Labour leader Phil Goff is accusing the Government of reopening racial wounds.
In a speech about nationhood at a Grey Power-hosted public meeting in Palmerston North today, Mr Goff said the country could celebrate its rich heritage or re-open wounds and divisions.
"We can choose our future based on principle and with the interests of all New Zealanders," he said.
"Or we can have a country where one New Zealander is turned against another, Maori against Pakeha, in a way that Labour strongly rejects."
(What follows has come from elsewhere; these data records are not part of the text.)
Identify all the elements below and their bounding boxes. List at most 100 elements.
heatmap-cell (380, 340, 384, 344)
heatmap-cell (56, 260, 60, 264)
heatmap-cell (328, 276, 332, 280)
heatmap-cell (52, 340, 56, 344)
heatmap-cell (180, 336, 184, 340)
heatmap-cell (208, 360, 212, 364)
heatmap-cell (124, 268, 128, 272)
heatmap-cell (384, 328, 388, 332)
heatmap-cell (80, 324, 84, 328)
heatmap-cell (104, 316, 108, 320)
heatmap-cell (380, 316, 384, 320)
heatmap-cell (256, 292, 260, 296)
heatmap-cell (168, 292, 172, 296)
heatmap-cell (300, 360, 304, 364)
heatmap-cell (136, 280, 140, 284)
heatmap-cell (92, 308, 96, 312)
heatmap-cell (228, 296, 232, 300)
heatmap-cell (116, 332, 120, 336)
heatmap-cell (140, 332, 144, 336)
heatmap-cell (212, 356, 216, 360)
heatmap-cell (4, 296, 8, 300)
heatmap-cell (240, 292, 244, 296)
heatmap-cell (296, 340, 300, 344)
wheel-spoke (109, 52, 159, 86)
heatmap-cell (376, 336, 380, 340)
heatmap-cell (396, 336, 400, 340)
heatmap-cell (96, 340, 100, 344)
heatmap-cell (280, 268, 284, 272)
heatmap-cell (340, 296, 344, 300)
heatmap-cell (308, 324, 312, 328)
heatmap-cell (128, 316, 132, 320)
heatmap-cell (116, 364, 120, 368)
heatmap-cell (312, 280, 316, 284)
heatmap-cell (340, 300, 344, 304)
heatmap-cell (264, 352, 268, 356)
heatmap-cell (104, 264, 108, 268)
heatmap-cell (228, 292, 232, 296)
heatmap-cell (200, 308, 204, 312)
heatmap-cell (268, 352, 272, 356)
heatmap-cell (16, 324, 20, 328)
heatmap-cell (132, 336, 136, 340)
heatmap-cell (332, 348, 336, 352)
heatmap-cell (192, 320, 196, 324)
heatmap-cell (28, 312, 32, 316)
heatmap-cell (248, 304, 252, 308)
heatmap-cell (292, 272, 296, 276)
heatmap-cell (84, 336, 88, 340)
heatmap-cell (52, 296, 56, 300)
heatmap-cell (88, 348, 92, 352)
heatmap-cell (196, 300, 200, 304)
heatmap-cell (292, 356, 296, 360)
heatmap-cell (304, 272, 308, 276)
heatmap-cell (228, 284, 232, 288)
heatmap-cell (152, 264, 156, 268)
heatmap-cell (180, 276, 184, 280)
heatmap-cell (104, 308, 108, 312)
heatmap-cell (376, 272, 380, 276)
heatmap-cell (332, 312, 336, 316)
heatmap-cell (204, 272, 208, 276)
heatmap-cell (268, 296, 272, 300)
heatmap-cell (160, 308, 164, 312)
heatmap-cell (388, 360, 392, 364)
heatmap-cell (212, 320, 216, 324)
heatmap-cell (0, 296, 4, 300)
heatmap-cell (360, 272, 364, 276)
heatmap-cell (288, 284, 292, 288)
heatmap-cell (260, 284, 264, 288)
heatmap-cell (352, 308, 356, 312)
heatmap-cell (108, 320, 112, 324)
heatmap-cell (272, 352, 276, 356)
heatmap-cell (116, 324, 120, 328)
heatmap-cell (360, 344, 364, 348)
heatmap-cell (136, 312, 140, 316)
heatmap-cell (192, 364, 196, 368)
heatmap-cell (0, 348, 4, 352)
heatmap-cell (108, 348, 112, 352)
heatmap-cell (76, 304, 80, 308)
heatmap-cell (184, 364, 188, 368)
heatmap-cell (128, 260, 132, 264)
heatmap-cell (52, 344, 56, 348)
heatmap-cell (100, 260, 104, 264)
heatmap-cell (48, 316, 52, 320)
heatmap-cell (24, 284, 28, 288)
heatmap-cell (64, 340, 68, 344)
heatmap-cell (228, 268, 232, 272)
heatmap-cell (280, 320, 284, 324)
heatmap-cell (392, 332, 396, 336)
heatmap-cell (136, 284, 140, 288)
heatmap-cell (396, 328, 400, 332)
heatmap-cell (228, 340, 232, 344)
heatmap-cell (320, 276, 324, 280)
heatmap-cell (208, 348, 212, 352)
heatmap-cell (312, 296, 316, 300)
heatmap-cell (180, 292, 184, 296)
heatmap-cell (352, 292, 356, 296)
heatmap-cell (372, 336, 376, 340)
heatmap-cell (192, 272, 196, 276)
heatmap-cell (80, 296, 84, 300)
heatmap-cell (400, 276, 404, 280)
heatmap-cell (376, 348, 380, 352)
Mr Goff criticised Prime Minister John Key's handling of Maori MP Hone Harawira's actions when he sent an abusive email referring to white people as "motherf***ers" while defending an unauthorised trip to Paris while on parliamentary business last month.
"The true offence was that by abusing one racial group in New Zealand, he thought he could justify his side-trip off to Paris when his expenses were being paid by the taxpayer to fulfil his duties at the European Parliament," Mr Goff said.
"We cannot reconcile New Zealanders and make progress together in an environment where hatefulness can flourish, wherever it comes from."
He accused Mr Key of cynically holding back on criticising Mr Harawira so he could secure a political deal with the Maori Party over the Emissions Trading Scheme (ETS), passed yesterday.
The Maori Party agreed to back the legislation in return for iwi, who considered the ETS undermined their treaty settlements, getting special rights to plant 35,000 hectares of Crown land and claim carbon credits worth an estimated $25 million to $50 million.
"They re-opened treaty settlements that were made full and final in the nineties," Mr Goff said.
The deal would not benefit all Maori and would burden New Zealanders, he said, and denied Labour's opposition was an example of "playing the race card".
However, he said by allowing some iwi to top up their settlements, as the Maori Party deal permitted, then grievances would not heal.
"If you can never settle treaty grievances, there can never be healing, and you keep alive a grievance from one age into another."
On the foreshore and seabed legislation, Mr Goff said reopening the debate was again cynical and was more about creating a perception of change than doing anything.
"It's hard to see why the country should be put through all the grief just to put a new brand on law that's working... Access to the beaches is a birthright for New Zealanders, Maori and Pakeha alike and must be preserved."
Repealing the legislation would create uncertainty and create "opportunity for disputes to fester unresolved".
He posed the question of what kind of nation New Zealanders wanted.
"A respectful, forward looking country or one stuck in shabby, short-term deals that divide New Zealanders and set one against another."
He said New Zealand was lacking the leadership to bring all people together.